MF-CLIP: Leveraging CLIP as Surrogate Models for No-box Adversarial Attacks
Jiaming Zhang, Lingyu Qiu, Qi Yi, Yige Li, Jitao Sang, Changsheng Xu, Dit-Yan Yeung
TL;DR
This work tackles no-box adversarial attacks by leveraging Vision-Language Models as surrogates, identifying that vanilla CLIP has strong representations but limited discriminative margins for domain-specific attacks. It introduces MF-CLIP, a two-stage framework consisting of margin-based fine-tuning to widen inter-class margins and a generator-based adversarial-perturbation module to produce transferable examples, yielding substantial performance gains over state-of-the-art baselines. The authors support their approach with theoretical margin analysis and extensive experiments across seven datasets, multiple target architectures, and large-scale ImageNet/ViT scenarios, reporting average improvements of $15.23\%$ on standard models and $9.52\%$ on adversarially trained models.

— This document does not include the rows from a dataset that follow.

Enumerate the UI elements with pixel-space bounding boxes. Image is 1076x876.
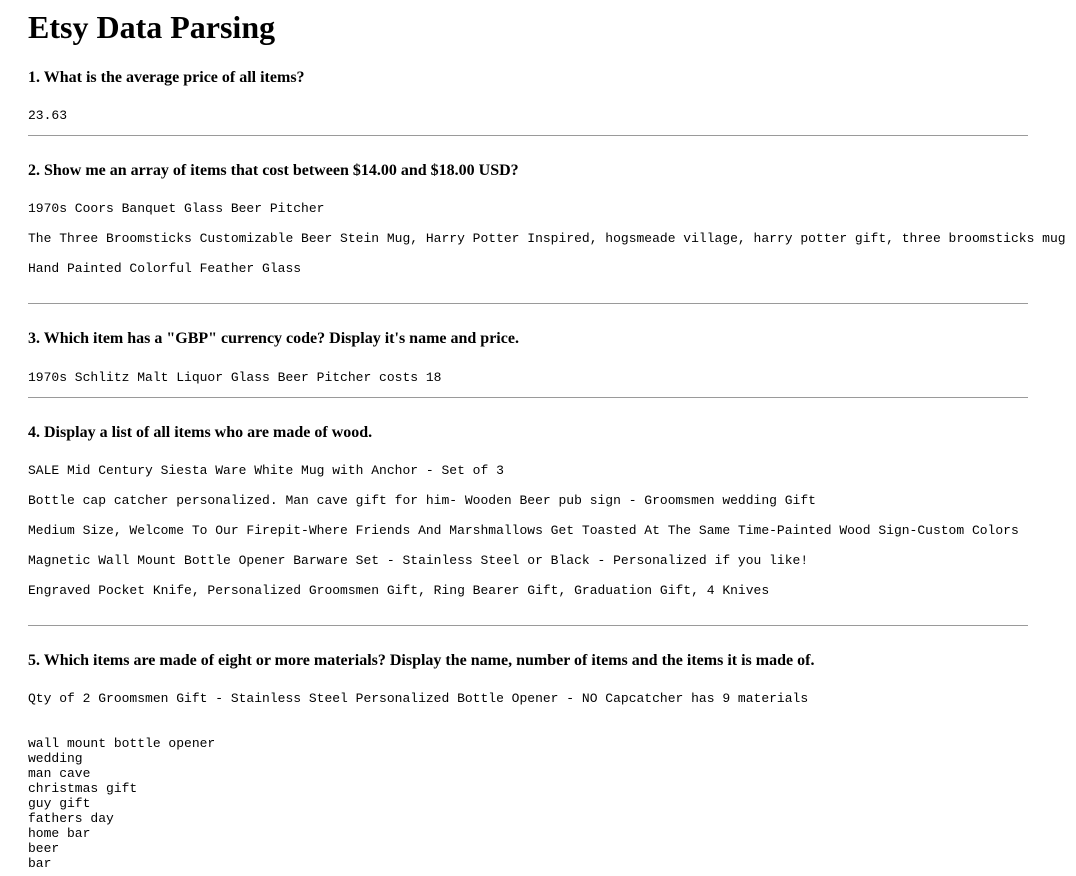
- question-2-item: Hand Painted Colorful Feather Glass: [28, 261, 302, 276]
- question-2-heading: 2. Show me an array of items that cost b…: [28, 162, 519, 179]
- material-item: christmas gift: [28, 781, 138, 796]
- divider-4: [28, 625, 1028, 626]
- material-item: wall mount bottle opener: [28, 736, 216, 751]
- question-5-answer: Qty of 2 Groomsmen Gift - Stainless Stee…: [28, 691, 809, 706]
- question-2-item: 1970s Coors Banquet Glass Beer Pitcher: [28, 201, 325, 216]
- question-4-item: Engraved Pocket Knife, Personalized Groo…: [28, 583, 770, 598]
- question-5-heading: 5. Which items are made of eight or more…: [28, 652, 815, 669]
- material-item: home bar: [28, 826, 91, 841]
- material-item: bar: [28, 856, 52, 871]
- divider-3: [28, 397, 1028, 398]
- material-item: guy gift: [28, 796, 91, 811]
- question-4-item: Bottle cap catcher personalized. Man cav…: [28, 493, 816, 508]
- divider-2: [28, 303, 1028, 304]
- page-title: Etsy Data Parsing: [28, 9, 276, 45]
- question-3-heading: 3. Which item has a "GBP" currency code?…: [28, 330, 519, 347]
- question-4-heading: 4. Display a list of all items who are m…: [28, 424, 373, 441]
- question-1-heading: 1. What is the average price of all item…: [28, 69, 305, 86]
- question-3-answer: 1970s Schlitz Malt Liquor Glass Beer Pit…: [28, 370, 442, 385]
- material-item: beer: [28, 841, 60, 856]
- divider-1: [28, 135, 1028, 136]
- question-4-item: SALE Mid Century Siesta Ware White Mug w…: [28, 463, 504, 478]
- question-1-answer: 23.63: [28, 108, 68, 123]
- question-4-item: Medium Size, Welcome To Our Firepit-Wher…: [28, 523, 1019, 538]
- question-2-item: The Three Broomsticks Customizable Beer …: [28, 231, 1066, 246]
- material-item: fathers day: [28, 811, 114, 826]
- material-item: man cave: [28, 766, 91, 781]
- material-item: wedding: [28, 751, 83, 766]
- question-4-item: Magnetic Wall Mount Bottle Opener Barwar…: [28, 553, 809, 568]
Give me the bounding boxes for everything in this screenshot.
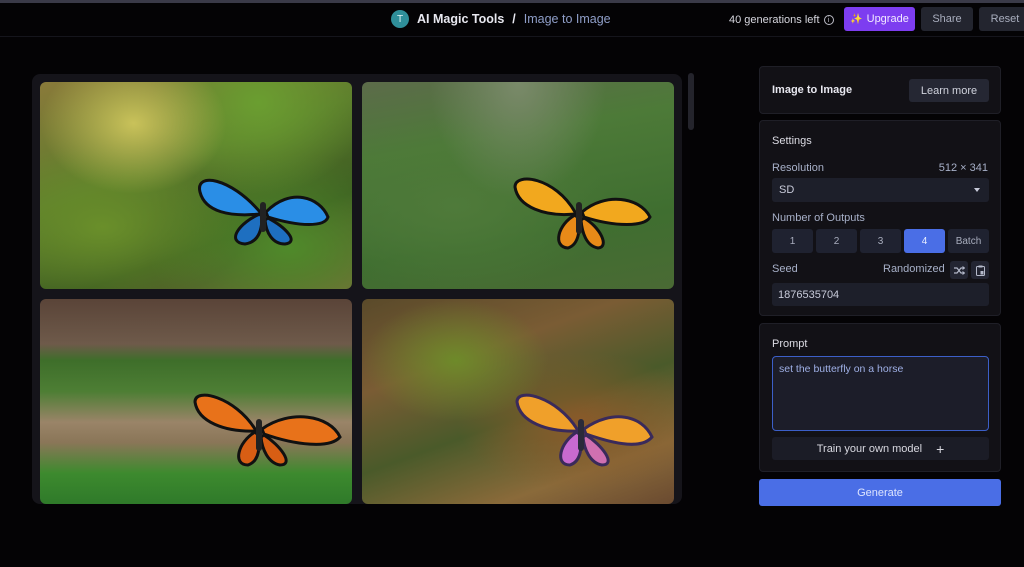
upgrade-label: Upgrade bbox=[866, 13, 909, 25]
prompt-input[interactable]: set the butterfly on a horse bbox=[772, 356, 989, 431]
copy-seed-button[interactable] bbox=[971, 261, 989, 279]
plus-icon: + bbox=[936, 440, 945, 457]
seed-mode: Randomized bbox=[883, 263, 945, 275]
clipboard-icon bbox=[975, 265, 985, 276]
resolution-value: 512 × 341 bbox=[938, 162, 988, 174]
outputs-option-4[interactable]: 4 bbox=[904, 229, 945, 253]
train-model-label: Train your own model bbox=[816, 442, 923, 455]
outputs-option-2[interactable]: 2 bbox=[816, 229, 857, 253]
user-avatar[interactable]: T bbox=[391, 10, 409, 28]
tool-info-panel: Image to Image Learn more bbox=[759, 66, 1001, 114]
breadcrumb-current: Image to Image bbox=[523, 12, 611, 26]
chevron-down-icon bbox=[974, 188, 980, 192]
share-button[interactable]: Share bbox=[921, 7, 973, 31]
brand-name[interactable]: AI Magic Tools bbox=[417, 12, 504, 26]
generations-counter: 40 generations left i bbox=[729, 14, 834, 26]
shuffle-seed-button[interactable] bbox=[950, 261, 968, 279]
outputs-option-3[interactable]: 3 bbox=[860, 229, 901, 253]
output-image-2[interactable] bbox=[362, 82, 674, 289]
train-model-button[interactable]: Train your own model + bbox=[772, 437, 989, 460]
outputs-option-1[interactable]: 1 bbox=[772, 229, 813, 253]
output-image-4[interactable] bbox=[362, 299, 674, 504]
output-image-3[interactable] bbox=[40, 299, 352, 504]
reset-button[interactable]: Reset bbox=[979, 7, 1024, 31]
prompt-title: Prompt bbox=[772, 338, 808, 350]
gallery-scrollbar[interactable] bbox=[688, 73, 694, 130]
brand: T AI Magic Tools / Image to Image bbox=[391, 10, 611, 28]
butterfly-monarch-graphic bbox=[193, 393, 342, 467]
resolution-label: Resolution bbox=[772, 162, 824, 174]
butterfly-monarch-graphic bbox=[513, 177, 652, 250]
info-icon[interactable]: i bbox=[823, 15, 834, 25]
generations-left-text: 40 generations left bbox=[729, 14, 820, 26]
settings-title: Settings bbox=[772, 135, 812, 147]
shuffle-icon bbox=[953, 265, 965, 275]
upgrade-button[interactable]: ✨ Upgrade bbox=[844, 7, 915, 31]
resolution-selected: SD bbox=[779, 184, 795, 196]
output-gallery bbox=[32, 74, 682, 504]
top-header: T AI Magic Tools / Image to Image 40 gen… bbox=[0, 3, 1024, 37]
butterfly-blue-graphic bbox=[198, 178, 330, 246]
seed-label: Seed bbox=[772, 263, 798, 275]
outputs-option-batch[interactable]: Batch bbox=[948, 229, 989, 253]
learn-more-button[interactable]: Learn more bbox=[909, 79, 989, 102]
sparkle-icon: ✨ bbox=[850, 13, 863, 25]
settings-panel: Settings Resolution 512 × 341 SD Number … bbox=[759, 120, 1001, 316]
generate-button[interactable]: Generate bbox=[759, 479, 1001, 506]
seed-input[interactable]: 1876535704 bbox=[772, 283, 989, 306]
prompt-panel: Prompt set the butterfly on a horse Trai… bbox=[759, 323, 1001, 472]
output-image-1[interactable] bbox=[40, 82, 352, 289]
tool-title: Image to Image bbox=[772, 84, 853, 96]
resolution-select[interactable]: SD bbox=[772, 178, 989, 202]
butterfly-colorful-graphic bbox=[515, 393, 654, 467]
outputs-label: Number of Outputs bbox=[772, 212, 865, 224]
breadcrumb-separator: / bbox=[512, 12, 516, 26]
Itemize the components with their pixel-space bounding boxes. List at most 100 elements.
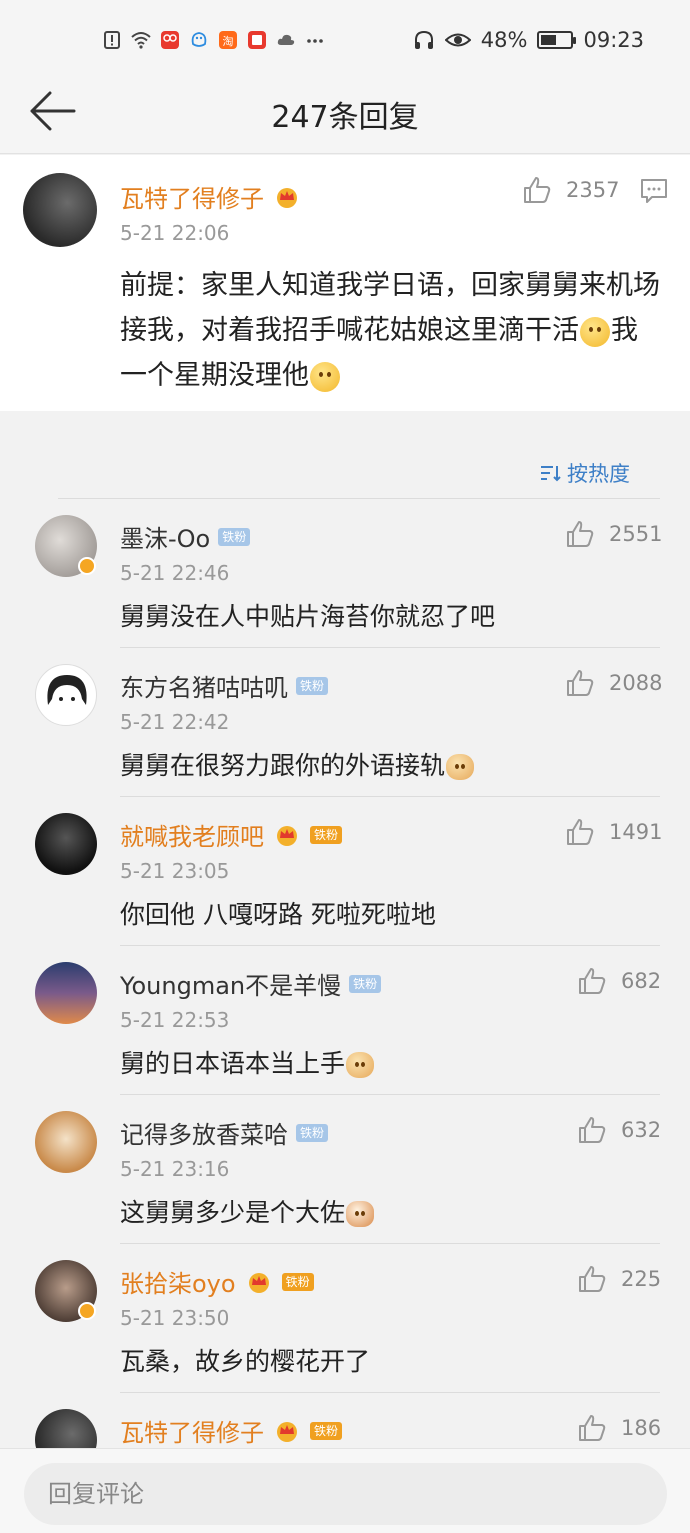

The results underscore the critical role of surrogate-model discriminative power in no-box transferability and suggest that margin-focused fine-tuning of foundation models can significantly enhance adversarial effectiveness in realistic attack settings, with implications for defense and transfer learning in multimodal models.
Abstract
The vulnerability of Deep Neural Networks (DNNs) to adversarial attacks poses a significant challenge to their deployment in safety-critical applications. While extensive research has addressed various attack scenarios, the no-box attack setting where adversaries have no prior knowledge, including access to training data of the target model, remains relatively underexplored despite its practical relevance. This work presents a systematic investigation into leveraging large-scale Vision-Language Models (VLMs), particularly CLIP, as surrogate models for executing no-box attacks. Our theoretical and empirical analyses reveal a key limitation in the execution of no-box attacks stemming from insufficient discriminative capabilities for direct application of vanilla CLIP as a surrogate model. To address this limitation, we propose MF-CLIP: a novel framework that enhances CLIP's effectiveness as a surrogate model through margin-aware feature space optimization. Comprehensive evaluations across diverse architectures and datasets demonstrate that MF-CLIP substantially advances the state-of-the-art in no-box attacks, surpassing existing baselines by 15.23% on standard models and achieving a 9.52% improvement on adversarially trained models. Our code will be made publicly available to facilitate reproducibility and future research in this direction.